As malaria may predispose to NTS bacteremia [37], [38], reduction of malaria transmission would not only lead to a reduction in morbidity and mortality due to malaria but could also reduce the burden of NTS bacteremia [38]. As main reservoirs for human invasive NTS have to date not been explored extensively [39], containment of risk factors (malaria, HIV, malnutrition [39]) appears the best preventive measure. Introduction of the 13-polyvalent pneumococcal vaccine and vaccination against typhoid fever as well as improved hygiene could further reduce the burden of community-acquired childhood bacteremia in this area.

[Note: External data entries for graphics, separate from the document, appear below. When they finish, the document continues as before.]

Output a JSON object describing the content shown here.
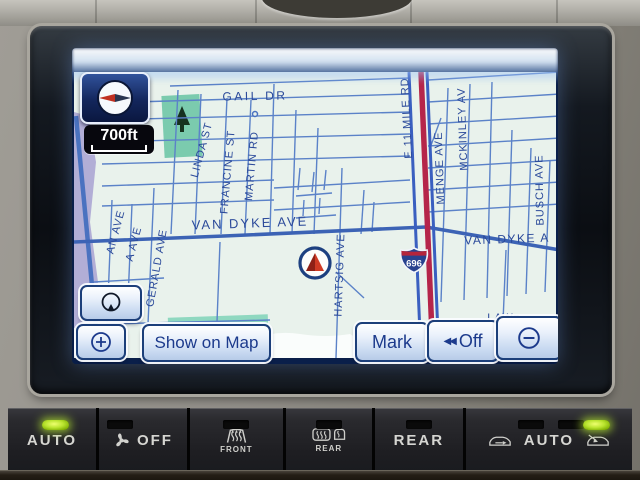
{
  "nav": {
    "scale_label": "700ft",
    "buttons": {
      "show_on_map": "Show on Map",
      "mark": "Mark",
      "off": "Off",
      "off_prefix": "◀◀"
    },
    "map": {
      "highway_shield": "696",
      "streets": [
        {
          "text": "GAIL DR"
        },
        {
          "text": "E 11 MILE RD"
        },
        {
          "text": "MENGE AVE"
        },
        {
          "text": "MCKINLEY AV"
        },
        {
          "text": "BUSCH AVE"
        },
        {
          "text": "LINDA ST"
        },
        {
          "text": "FRANCINE ST"
        },
        {
          "text": "MARTIN RD"
        },
        {
          "text": "VAN DYKE AVE"
        },
        {
          "text": "VAN DYKE A"
        },
        {
          "text": "AN AVE"
        },
        {
          "text": "A AVE"
        },
        {
          "text": "GERALD AVE"
        },
        {
          "text": "HARTSIG AVE"
        },
        {
          "text": "LAWn"
        },
        {
          "text": "H"
        }
      ]
    }
  },
  "climate": {
    "buttons": [
      {
        "label": "AUTO",
        "led": "on"
      },
      {
        "label": "OFF"
      },
      {
        "label": "FRONT"
      },
      {
        "label": "REAR"
      },
      {
        "label": "REAR"
      },
      {
        "label": "AUTO",
        "led": "on"
      }
    ]
  },
  "colors": {
    "led_green": "#b8e32e",
    "map_background": "#e9f2ec",
    "road_blue": "#4a72c0",
    "highway_red": "#b5254a",
    "label_navy": "#2b4a9a"
  }
}
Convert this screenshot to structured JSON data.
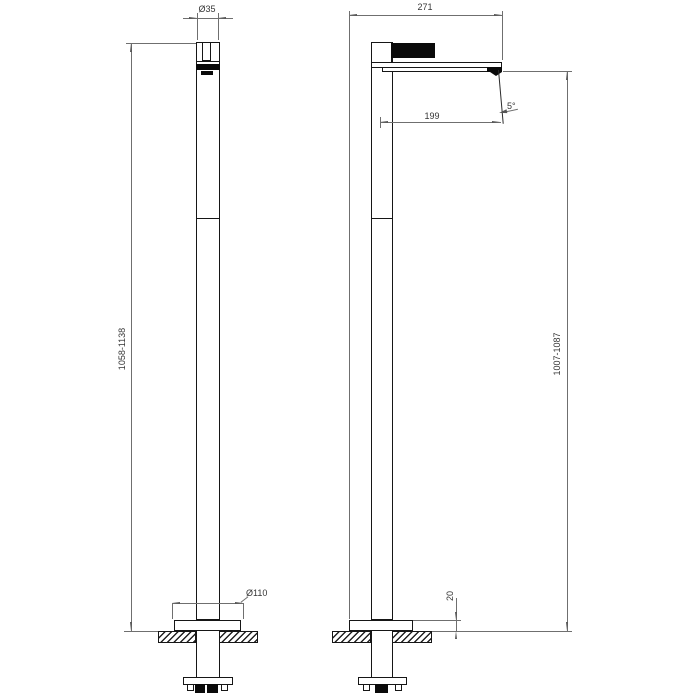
{
  "drawing": {
    "dimensions": {
      "handle_diameter": "Ø35",
      "total_depth": "271",
      "spout_reach": "199",
      "spout_angle": "5°",
      "height_range_left": "1058-1138",
      "height_range_right": "1007-1087",
      "base_plate_diameter": "Ø110",
      "base_plate_height": "20"
    }
  }
}
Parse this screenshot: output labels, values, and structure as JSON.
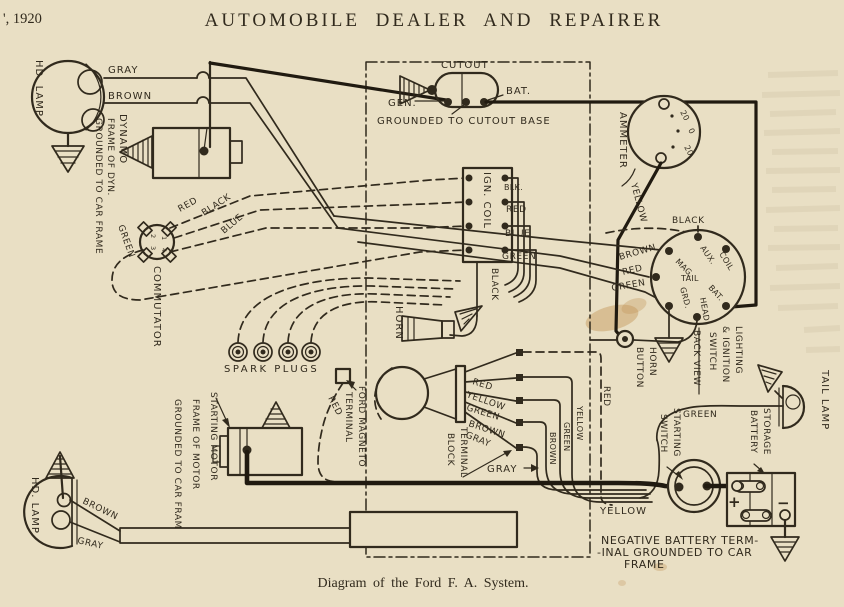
{
  "page": {
    "header_left": "', 1920",
    "title": "AUTOMOBILE DEALER AND REPAIRER",
    "caption": "Diagram of the Ford F. A. System."
  },
  "colors": {
    "paper": "#e9dfc4",
    "ink": "#312a1d",
    "heavy": "#201a10",
    "stain": "#c49659"
  },
  "labels": {
    "hd_lamp_top": "HD. LAMP",
    "gray_top": "GRAY",
    "brown_top": "BROWN",
    "dynamo": "DYNAMO",
    "dynamo_frame": "FRAME OF DYN.",
    "dynamo_grounded": "GROUNDED TO CAR FRAME",
    "red_comm": "RED",
    "black_comm": "BLACK",
    "blue_comm": "BLUE",
    "green_comm": "GREEN",
    "commutator": "COMMUTATOR",
    "comm_1": "1",
    "comm_2": "2",
    "comm_3": "3",
    "comm_4": "4",
    "spark_plugs": "SPARK PLUGS",
    "cutout": "CUTOUT",
    "bat_cutout": "BAT.",
    "gen_cutout": "GEN.",
    "grounded_cutout": "GROUNDED TO CUTOUT BASE",
    "ammeter": "AMMETER",
    "amm_20a": "20",
    "amm_0": "0",
    "amm_20b": "20",
    "yellow_ammeter": "YELLOW",
    "ign_coil": "IGN. COIL",
    "blk_coil": "BLK.",
    "red_coil": "RED",
    "blue_coil": "BLUE",
    "green_coil": "GREEN",
    "black_coil_down": "BLACK",
    "horn": "HORN",
    "black_switch": "BLACK",
    "brown_switch": "BROWN",
    "red_switch": "RED",
    "green_switch": "GREEN",
    "sw_aux": "AUX.",
    "sw_mag": "MAG.",
    "sw_coil": "COIL",
    "sw_tail": "TAIL",
    "sw_bat": "BAT.",
    "sw_head": "HEAD",
    "sw_grd": "GRD.",
    "horn_button_l1": "HORN",
    "horn_button_l2": "BUTTON",
    "switch_l1": "LIGHTING",
    "switch_l2": "& IGNITION",
    "switch_l3": "SWITCH",
    "switch_l4": "BACK VIEW",
    "ford_magneto_l1": "FORD MAGNETO",
    "ford_magneto_l2": "TERMINAL",
    "red_magneto": "RED",
    "starting_motor_l1": "STARTING MOTOR",
    "starting_motor_l2": "FRAME OF MOTOR",
    "starting_motor_l3": "GROUNDED TO CAR FRAME",
    "tb_red": "RED",
    "tb_yellow": "YELLOW",
    "tb_green": "GREEN",
    "tb_brown": "BROWN",
    "tb_gray": "GRAY",
    "terminal_block_l1": "TERMINAL",
    "terminal_block_l2": "BLOCK",
    "gray_pointer": "GRAY",
    "brown_v": "BROWN",
    "green_v": "GREEN",
    "yellow_v": "YELLOW",
    "red_v": "RED",
    "starting_switch_l1": "STARTING",
    "starting_switch_l2": "SWITCH",
    "green_tail": "GREEN",
    "storage_battery_l1": "STORAGE",
    "storage_battery_l2": "BATTERY",
    "tail_lamp": "TAIL LAMP",
    "yellow_bottom": "YELLOW",
    "neg_l1": "NEGATIVE BATTERY TERM-",
    "neg_l2": "-INAL GROUNDED TO CAR",
    "neg_l3": "FRAME",
    "hd_lamp_bottom": "HD. LAMP",
    "brown_bottom": "BROWN",
    "gray_bottom": "GRAY",
    "plus": "+",
    "minus": "−"
  }
}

In conclusion, although severe malaria was the main cause of disease among children admitted to a rural hospital in Burkina Faso, invasive bacterial infections were not uncommon and had higher CFR. The high proportion and CFR of community acquired bacteremia as well as the high antibiotic resistance rates of the pathogens require improvement in hygiene, better diagnostic methods and emphasize the need of blood culture surveillance and revision of current treatment guidelines.